Focus Virtus Bologna
La Virtus è una squadra che sa vincere anche senza dover correre. I numeri dicono 49.1% dal campo, 20.5 assist e appena 12 palle perse: è il profilo di una squadra che si fida del proprio attacco organizzato e che prova a decidere la partita con la qualità del possesso, non con la frenesia. Quando Bologna riesce a mettere ordine fin dal primo quarto, costringe quasi sempre l’avversaria a giocare fuori dai propri ritmi.
Il riferimento offensivo resta Carsen Edwards, primo realizzatore a 15.3 punti di media. Accanto a lui, Matt Morgan porta un secondo cambio di passo da 13.0, Derrick Alston Jr. aggiunge 12.4, mentre Saliou Niang e Luca Vildoza incidono più nella struttura del gioco che nel volume puro. È una squadra che non ha bisogno di un solo leader per accendersi: ha bisogno, piuttosto, di tenere la partita dentro il proprio sistema.
Focus Venezia
Venezia ha più talento offensivo di quanto il suo rendimento esterno a tratti lasci pensare. I lagunari segnano 90.6 punti di media, tirano con il 47.6% e hanno abbastanza creatori per cambiare pelle anche durante la gara. Il dato che conta, però, è un altro: quando Reyer perde il filo difensivo, finisce per concedere troppo anche a squadre meno profonde della Virtus.

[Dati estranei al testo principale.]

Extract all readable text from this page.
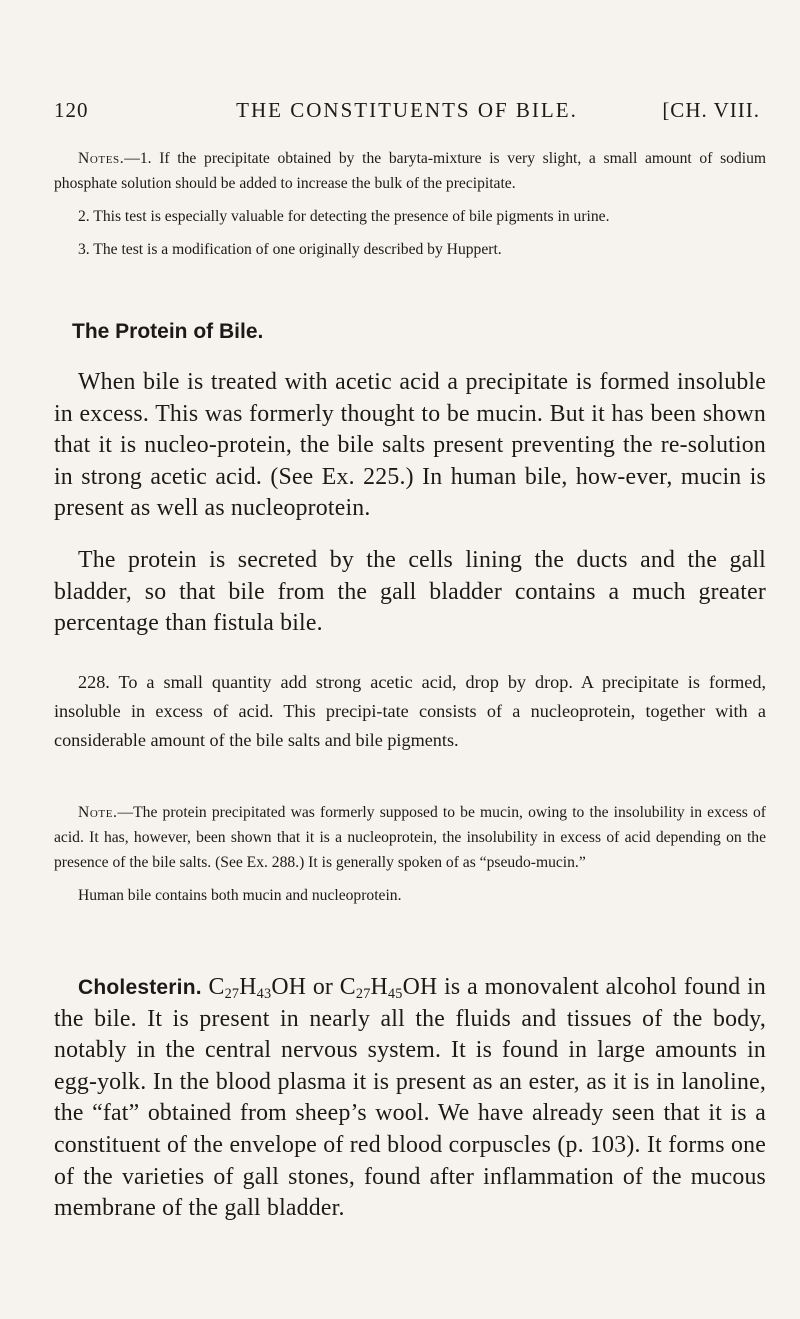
120	THE CONSTITUENTS OF BILE.	[CH. VIII.

Notes.—1. If the precipitate obtained by the baryta-mixture is very slight, a small amount of sodium phosphate solution should be added to increase the bulk of the precipitate.

2. This test is especially valuable for detecting the presence of bile pigments in urine.

3. The test is a modification of one originally described by Huppert.

The Protein of Bile.

When bile is treated with acetic acid a precipitate is formed insoluble in excess. This was formerly thought to be mucin. But it has been shown that it is nucleo-protein, the bile salts present preventing the re-solution in strong acetic acid. (See Ex. 225.) In human bile, how-ever, mucin is present as well as nucleoprotein.

The protein is secreted by the cells lining the ducts and the gall bladder, so that bile from the gall bladder contains a much greater percentage than fistula bile.

228. To a small quantity add strong acetic acid, drop by drop. A precipitate is formed, insoluble in excess of acid. This precipi-tate consists of a nucleoprotein, together with a considerable amount of the bile salts and bile pigments.

Note.—The protein precipitated was formerly supposed to be mucin, owing to the insolubility in excess of acid. It has, however, been shown that it is a nucleoprotein, the insolubility in excess of acid depending on the presence of the bile salts. (See Ex. 288.) It is generally spoken of as “pseudo-mucin.”

Human bile contains both mucin and nucleoprotein.

Cholesterin. $C_{27}H_{43}OH$ or $C_{27}H_{45}OH$ is a monovalent alcohol found in the bile. It is present in nearly all the fluids and tissues of the body, notably in the central nervous system. It is found in large amounts in egg-yolk. In the blood plasma it is present as an ester, as it is in lanoline, the “fat” obtained from sheep’s wool. We have already seen that it is a constituent of the envelope of red blood corpuscles (p. 103). It forms one of the varieties of gall stones, found after inflammation of the mucous membrane of the gall bladder.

Le gerarchie sono chiare. RJ Cole è a 15.8 punti di media, Kyle Wiltjer a 14.9, Jordan Parks a 13.3, con Ky Bowman e Chris Horton a dare equilibrio tra penetrazione e presenza interna. Venezia può stare in partita se riesce a colpire presto dal palleggio e a togliere fluidità alle prime letture di Bologna. Se invece è costretta a inseguire su attacchi già costruiti, la sfida diventa più complicata.
Che partita ci aspettiamo
Non è detto che il punteggio sia basso, ma è probabile che il ritmo sia scelto dalla Virtus. Bologna ha più convenienza a tenere il match su binari ordinati, a muovere la difesa di Venezia e a lavorare sul vantaggio progressivo. Reyer ha invece bisogno di una partita più mobile, con transizione, uno contro uno e possessi in cui Cole e Bowman possano attaccare prima che la difesa si schieri.

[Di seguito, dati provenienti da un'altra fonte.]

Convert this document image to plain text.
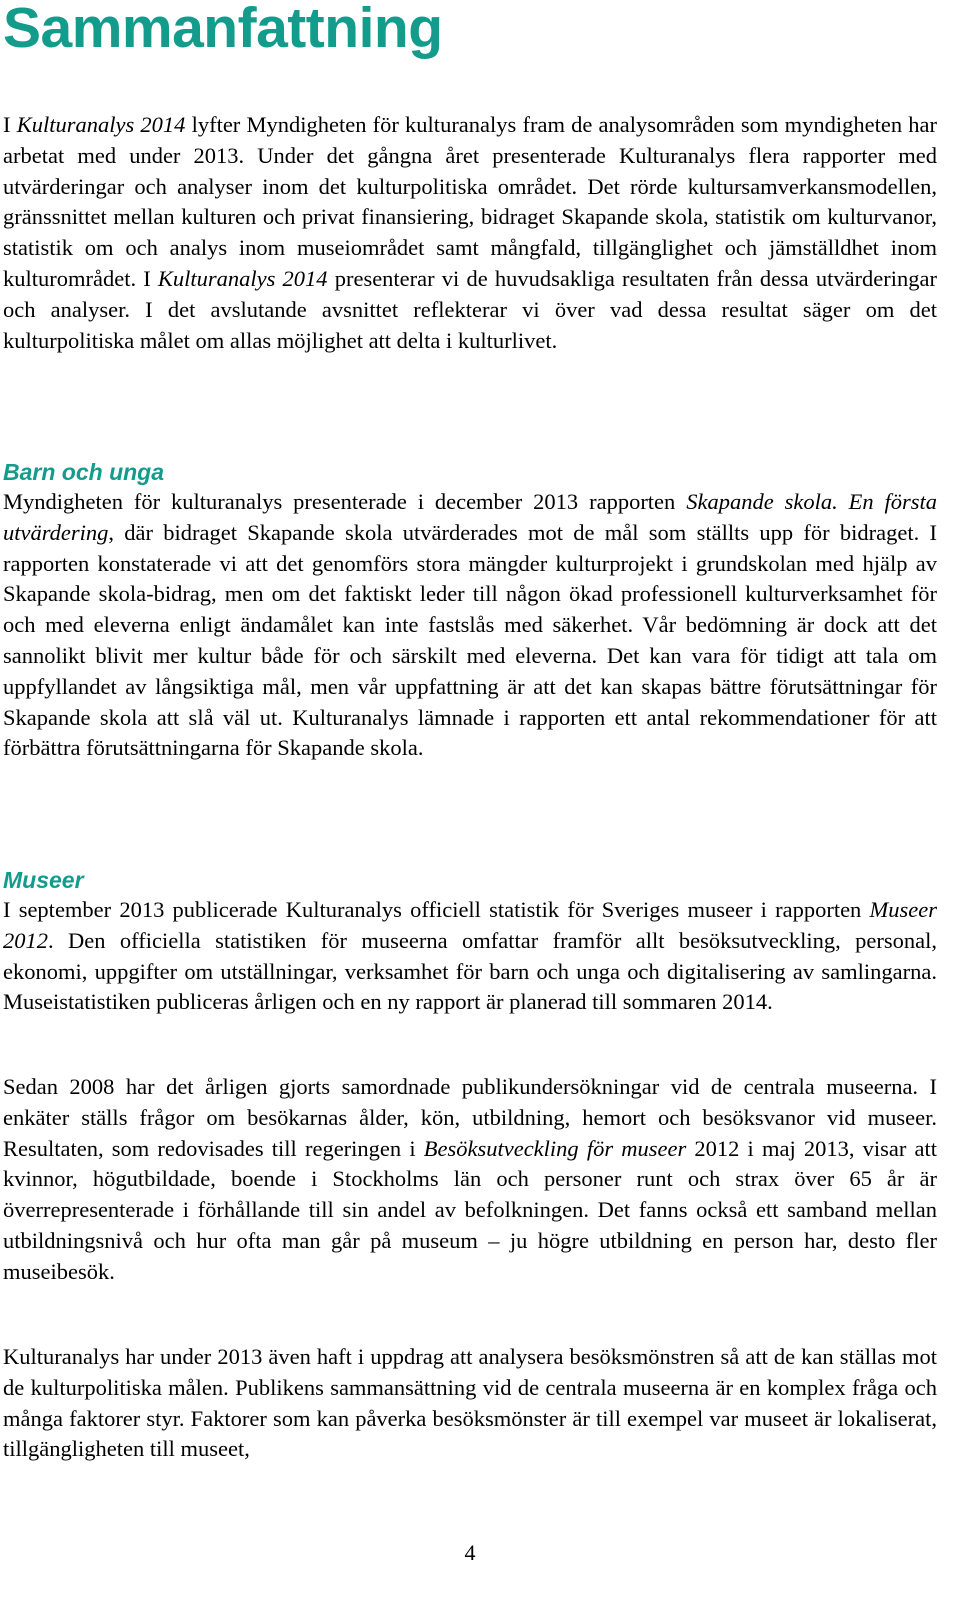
Sammanfattning

I Kulturanalys 2014 lyfter Myndigheten för kulturanalys fram de analysområden som myndigheten har arbetat med under 2013. Under det gångna året presenterade Kulturanalys flera rapporter med utvärderingar och analyser inom det kulturpolitiska området. Det rörde kultursamverkansmodellen, gränssnittet mellan kulturen och privat finansiering, bidraget Skapande skola, statistik om kulturvanor, statistik om och analys inom museiområdet samt mångfald, tillgänglighet och jämställdhet inom kulturområdet. I Kulturanalys 2014 presenterar vi de huvudsakliga resultaten från dessa utvärderingar och analyser. I det avslutande avsnittet reflekterar vi över vad dessa resultat säger om det kulturpolitiska målet om allas möjlighet att delta i kulturlivet.

Barn och unga

Myndigheten för kulturanalys presenterade i december 2013 rapporten Skapande skola. En första utvärdering, där bidraget Skapande skola utvärderades mot de mål som ställts upp för bidraget. I rapporten konstaterade vi att det genomförs stora mängder kulturprojekt i grundskolan med hjälp av Skapande skola-bidrag, men om det faktiskt leder till någon ökad professionell kulturverksamhet för och med eleverna enligt ändamålet kan inte fastslås med säkerhet. Vår bedömning är dock att det sannolikt blivit mer kultur både för och särskilt med eleverna. Det kan vara för tidigt att tala om uppfyllandet av långsiktiga mål, men vår uppfattning är att det kan skapas bättre förutsättningar för Skapande skola att slå väl ut. Kulturanalys lämnade i rapporten ett antal rekommendationer för att förbättra förutsättningarna för Skapande skola.

Museer

I september 2013 publicerade Kulturanalys officiell statistik för Sveriges museer i rapporten Museer 2012. Den officiella statistiken för museerna omfattar framför allt besöksutveckling, personal, ekonomi, uppgifter om utställningar, verksamhet för barn och unga och digitalisering av samlingarna. Museistatistiken publiceras årligen och en ny rapport är planerad till sommaren 2014.

Sedan 2008 har det årligen gjorts samordnade publikundersökningar vid de centrala museerna. I enkäter ställs frågor om besökarnas ålder, kön, utbildning, hemort och besöksvanor vid museer. Resultaten, som redovisades till regeringen i Besöksutveckling för museer 2012 i maj 2013, visar att kvinnor, högutbildade, boende i Stockholms län och personer runt och strax över 65 år är överrepresenterade i förhållande till sin andel av befolkningen. Det fanns också ett samband mellan utbildningsnivå och hur ofta man går på museum – ju högre utbildning en person har, desto fler museibesök.

Kulturanalys har under 2013 även haft i uppdrag att analysera besöksmönstren så att de kan ställas mot de kulturpolitiska målen. Publikens sammansättning vid de centrala museerna är en komplex fråga och många faktorer styr. Faktorer som kan påverka besöksmönster är till exempel var museet är lokaliserat, tillgängligheten till museet,

4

I due snodi veri sono abbastanza evidenti. Il primo è sul perimetro: Edwards e Vildoza contro Cole e Bowman. Il secondo è sotto canestro, dove Diouf e Niang devono togliere comfort a Horton e limitare i secondi tiri. Se Bologna vince questi due piani, la partita prende una direzione chiara. Se Venezia li regge entrambi, allora il finale torna apertissimo.